A new Consumer Financial Protection Bureau research report finds medical credit cards and loans with deferred installment payments are driving up debt for patients and their families. Here’s what you need to know.
Patients Targeted For Medical Credit Card Signups
Medical costs in the U.S. can be expensive for patients. A recent report from the Consumer Financial Protection Bureau (CFPB) shows patients are getting pushed to opt for costly medical credit cards and loans to cover their medical bills. The CFPB research uncovers recent findings for high-cost specialty financial products, including how patients attempt to alleviate medical costs.
To ease the stress of medical bills, Americans seem to turn to credit cards. However, the credit card options they are turning to are not the conventional cards you might use for everyday purchases. Instead, patients are being guided, most of the time by medical establishments, to use financial specialty products, like medical credit cards. Interest rates on financial specialty products typically reach atop 25%. In return, the outcome of using medical credit cards may carry added stress for medical bills such as decreased access to credit, collection litigations, and increased potential for bankruptcy.
Designing Costly Loan Products
“Fintechs and other lending outfits are designing costly loan products to peddle to patients looking to make ends meet on their medical bills,” said CFPB Director Rohit Chopra. “These new forms of medical debt can create financial ruin for individuals who get sick.” Source.
According to the report, fintech companies continue to create an increasing number of financial products for patients. It is essential to note that most of the terms for medical credit cards and installment loans have interest rates much higher than those of traditional credit cards, which range from 26.99% to 16%. Due to the nature of the medical loans’ deferred interest plans, patients can get stuck with a pile-up of high-interest, typically due at the end of a defined period. As a result, patients experience the stress of medical bills that are too expensive and unaffordable.

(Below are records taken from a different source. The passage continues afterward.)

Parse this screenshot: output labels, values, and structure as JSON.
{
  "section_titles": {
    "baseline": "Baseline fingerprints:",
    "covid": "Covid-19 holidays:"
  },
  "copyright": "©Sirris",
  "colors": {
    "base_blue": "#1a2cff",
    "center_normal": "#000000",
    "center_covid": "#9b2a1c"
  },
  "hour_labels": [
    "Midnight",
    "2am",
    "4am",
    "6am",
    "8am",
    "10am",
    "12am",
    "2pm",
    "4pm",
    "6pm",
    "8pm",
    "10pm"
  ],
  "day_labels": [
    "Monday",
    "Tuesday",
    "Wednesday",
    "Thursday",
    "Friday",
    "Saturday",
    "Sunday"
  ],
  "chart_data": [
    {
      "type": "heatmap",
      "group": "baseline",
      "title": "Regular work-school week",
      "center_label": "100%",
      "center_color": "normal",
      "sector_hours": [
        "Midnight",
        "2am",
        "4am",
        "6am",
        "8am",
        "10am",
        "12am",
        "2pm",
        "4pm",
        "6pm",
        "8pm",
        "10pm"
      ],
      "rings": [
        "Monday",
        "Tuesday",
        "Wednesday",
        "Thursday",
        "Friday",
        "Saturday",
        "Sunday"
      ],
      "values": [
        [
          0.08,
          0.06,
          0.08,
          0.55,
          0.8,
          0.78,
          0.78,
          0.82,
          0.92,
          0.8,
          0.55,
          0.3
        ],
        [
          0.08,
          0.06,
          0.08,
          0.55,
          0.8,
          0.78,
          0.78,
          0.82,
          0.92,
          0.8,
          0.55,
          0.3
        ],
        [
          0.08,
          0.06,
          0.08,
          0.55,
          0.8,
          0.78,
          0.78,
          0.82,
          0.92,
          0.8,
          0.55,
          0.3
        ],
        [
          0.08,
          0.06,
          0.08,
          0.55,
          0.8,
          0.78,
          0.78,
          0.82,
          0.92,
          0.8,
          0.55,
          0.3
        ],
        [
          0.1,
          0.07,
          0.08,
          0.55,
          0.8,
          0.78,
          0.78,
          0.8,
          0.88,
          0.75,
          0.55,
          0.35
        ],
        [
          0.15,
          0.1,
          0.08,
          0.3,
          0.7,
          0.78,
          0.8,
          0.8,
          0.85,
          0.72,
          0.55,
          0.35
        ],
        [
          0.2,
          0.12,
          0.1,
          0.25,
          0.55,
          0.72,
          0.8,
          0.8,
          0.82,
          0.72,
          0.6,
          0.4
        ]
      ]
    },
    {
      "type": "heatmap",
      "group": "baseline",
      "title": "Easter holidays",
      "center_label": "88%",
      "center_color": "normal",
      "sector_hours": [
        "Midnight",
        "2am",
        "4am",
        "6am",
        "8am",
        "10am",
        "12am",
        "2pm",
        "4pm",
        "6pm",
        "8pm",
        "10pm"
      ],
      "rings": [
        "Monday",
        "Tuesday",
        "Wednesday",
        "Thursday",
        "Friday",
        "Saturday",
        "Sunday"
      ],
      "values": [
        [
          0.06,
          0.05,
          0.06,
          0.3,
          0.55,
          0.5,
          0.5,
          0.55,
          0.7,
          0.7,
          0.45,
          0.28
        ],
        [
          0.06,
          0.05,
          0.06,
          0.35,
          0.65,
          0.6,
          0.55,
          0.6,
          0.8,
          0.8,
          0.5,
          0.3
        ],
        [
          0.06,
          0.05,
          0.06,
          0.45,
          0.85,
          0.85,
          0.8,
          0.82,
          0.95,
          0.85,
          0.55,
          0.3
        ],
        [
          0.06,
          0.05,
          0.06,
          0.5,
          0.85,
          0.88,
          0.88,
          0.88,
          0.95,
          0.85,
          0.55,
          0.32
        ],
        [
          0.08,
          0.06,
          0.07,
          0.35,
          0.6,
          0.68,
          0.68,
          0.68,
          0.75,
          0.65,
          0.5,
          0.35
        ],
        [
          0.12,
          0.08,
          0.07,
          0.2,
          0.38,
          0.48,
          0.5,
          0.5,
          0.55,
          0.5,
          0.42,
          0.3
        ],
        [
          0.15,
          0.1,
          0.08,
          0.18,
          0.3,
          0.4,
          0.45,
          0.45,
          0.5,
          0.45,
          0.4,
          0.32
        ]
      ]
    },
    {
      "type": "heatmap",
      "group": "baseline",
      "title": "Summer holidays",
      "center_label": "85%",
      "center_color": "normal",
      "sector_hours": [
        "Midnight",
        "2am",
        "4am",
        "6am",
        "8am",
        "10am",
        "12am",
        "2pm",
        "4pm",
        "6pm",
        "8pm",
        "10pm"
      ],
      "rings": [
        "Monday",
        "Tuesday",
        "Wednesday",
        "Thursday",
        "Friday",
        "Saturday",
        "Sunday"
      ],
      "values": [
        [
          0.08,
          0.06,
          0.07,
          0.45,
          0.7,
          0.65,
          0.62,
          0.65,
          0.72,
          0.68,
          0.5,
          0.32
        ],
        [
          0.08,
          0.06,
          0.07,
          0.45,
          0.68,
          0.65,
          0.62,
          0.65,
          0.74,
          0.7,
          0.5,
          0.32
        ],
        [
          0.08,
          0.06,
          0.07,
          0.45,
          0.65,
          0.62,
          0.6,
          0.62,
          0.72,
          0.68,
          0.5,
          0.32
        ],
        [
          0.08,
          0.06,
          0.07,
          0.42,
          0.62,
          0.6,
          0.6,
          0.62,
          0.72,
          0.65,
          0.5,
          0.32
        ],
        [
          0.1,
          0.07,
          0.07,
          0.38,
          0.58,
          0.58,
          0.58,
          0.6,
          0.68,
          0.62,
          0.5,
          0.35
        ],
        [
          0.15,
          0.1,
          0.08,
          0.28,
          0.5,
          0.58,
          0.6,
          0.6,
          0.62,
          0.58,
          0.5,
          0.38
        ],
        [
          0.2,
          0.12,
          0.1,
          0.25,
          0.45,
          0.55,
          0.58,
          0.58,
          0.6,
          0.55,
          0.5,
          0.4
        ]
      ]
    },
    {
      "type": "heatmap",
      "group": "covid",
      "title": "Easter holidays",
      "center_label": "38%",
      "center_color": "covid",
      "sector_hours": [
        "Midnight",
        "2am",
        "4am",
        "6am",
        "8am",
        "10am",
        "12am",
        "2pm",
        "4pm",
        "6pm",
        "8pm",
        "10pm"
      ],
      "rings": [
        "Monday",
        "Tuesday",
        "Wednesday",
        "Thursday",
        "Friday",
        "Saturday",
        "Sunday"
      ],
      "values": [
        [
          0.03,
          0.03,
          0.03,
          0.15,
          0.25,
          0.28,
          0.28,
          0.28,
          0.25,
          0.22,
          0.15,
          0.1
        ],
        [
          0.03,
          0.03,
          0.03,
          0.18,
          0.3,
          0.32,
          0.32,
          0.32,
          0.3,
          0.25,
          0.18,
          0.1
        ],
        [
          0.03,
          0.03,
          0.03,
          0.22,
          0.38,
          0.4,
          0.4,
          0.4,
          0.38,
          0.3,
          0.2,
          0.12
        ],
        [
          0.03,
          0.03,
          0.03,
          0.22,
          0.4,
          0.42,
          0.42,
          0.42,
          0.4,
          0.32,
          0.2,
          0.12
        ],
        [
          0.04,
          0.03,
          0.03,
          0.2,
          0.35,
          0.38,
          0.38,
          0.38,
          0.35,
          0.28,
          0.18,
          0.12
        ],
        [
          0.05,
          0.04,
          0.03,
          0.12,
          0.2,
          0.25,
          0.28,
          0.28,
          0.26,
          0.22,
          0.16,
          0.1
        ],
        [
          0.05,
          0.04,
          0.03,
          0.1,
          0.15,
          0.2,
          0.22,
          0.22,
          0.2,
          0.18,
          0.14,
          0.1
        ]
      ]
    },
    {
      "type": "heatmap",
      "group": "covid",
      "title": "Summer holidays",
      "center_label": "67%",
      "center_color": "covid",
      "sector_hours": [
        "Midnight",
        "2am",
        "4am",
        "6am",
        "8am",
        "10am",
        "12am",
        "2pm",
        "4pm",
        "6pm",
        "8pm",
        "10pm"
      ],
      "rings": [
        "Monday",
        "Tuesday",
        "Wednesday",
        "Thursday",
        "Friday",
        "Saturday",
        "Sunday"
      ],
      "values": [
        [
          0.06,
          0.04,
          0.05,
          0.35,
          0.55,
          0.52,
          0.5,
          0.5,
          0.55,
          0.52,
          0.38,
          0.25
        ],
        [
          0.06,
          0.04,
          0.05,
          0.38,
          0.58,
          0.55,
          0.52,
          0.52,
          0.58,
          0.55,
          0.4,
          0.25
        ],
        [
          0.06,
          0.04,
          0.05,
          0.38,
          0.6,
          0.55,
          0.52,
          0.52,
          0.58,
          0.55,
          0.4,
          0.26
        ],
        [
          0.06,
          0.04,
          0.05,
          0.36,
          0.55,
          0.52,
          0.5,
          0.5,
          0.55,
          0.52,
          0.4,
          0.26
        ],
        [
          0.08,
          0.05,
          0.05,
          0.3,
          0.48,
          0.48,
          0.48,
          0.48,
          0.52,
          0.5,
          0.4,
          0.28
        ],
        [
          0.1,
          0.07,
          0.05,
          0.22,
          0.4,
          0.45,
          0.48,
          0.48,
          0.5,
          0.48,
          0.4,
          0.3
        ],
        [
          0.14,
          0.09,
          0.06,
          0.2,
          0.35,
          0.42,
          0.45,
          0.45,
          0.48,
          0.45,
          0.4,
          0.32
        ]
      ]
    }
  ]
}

From 2018 to 2020, patients and their families have used specialty medical credit cards or loans (with deferred interest periods) to pay nearly $23 billion in healthcare expenses – for more than 17 million medical purchases. These are all payments for individual services ranging from as low as $35 to as high as $40,000. These large numbers include various healthcare services like basic medical care, lab work, medications, dental, and more.
CFPB research findings:
- Medical financing companies market their products directly to healthcare providers
- Patients need guidance on terms and risks
- Patients can get stuck with ballooned deferred interest and lawsuits
To view the full report, click here.
Overall, patients need additional assistance when choosing a payment plan for their medical expenses. Healthcare providers are pitching different payment options to patients even though they may not have the proper training to help guide them toward the more affordable option. As a result, patients get handed inflated repayment rates, which can lead to lawsuits pursued by creditors, otherwise not pursued by healthcare providers. Healthcare providers may be more inclined to offer specialty payment options to patients because financial firms market their products as less risky for the provider.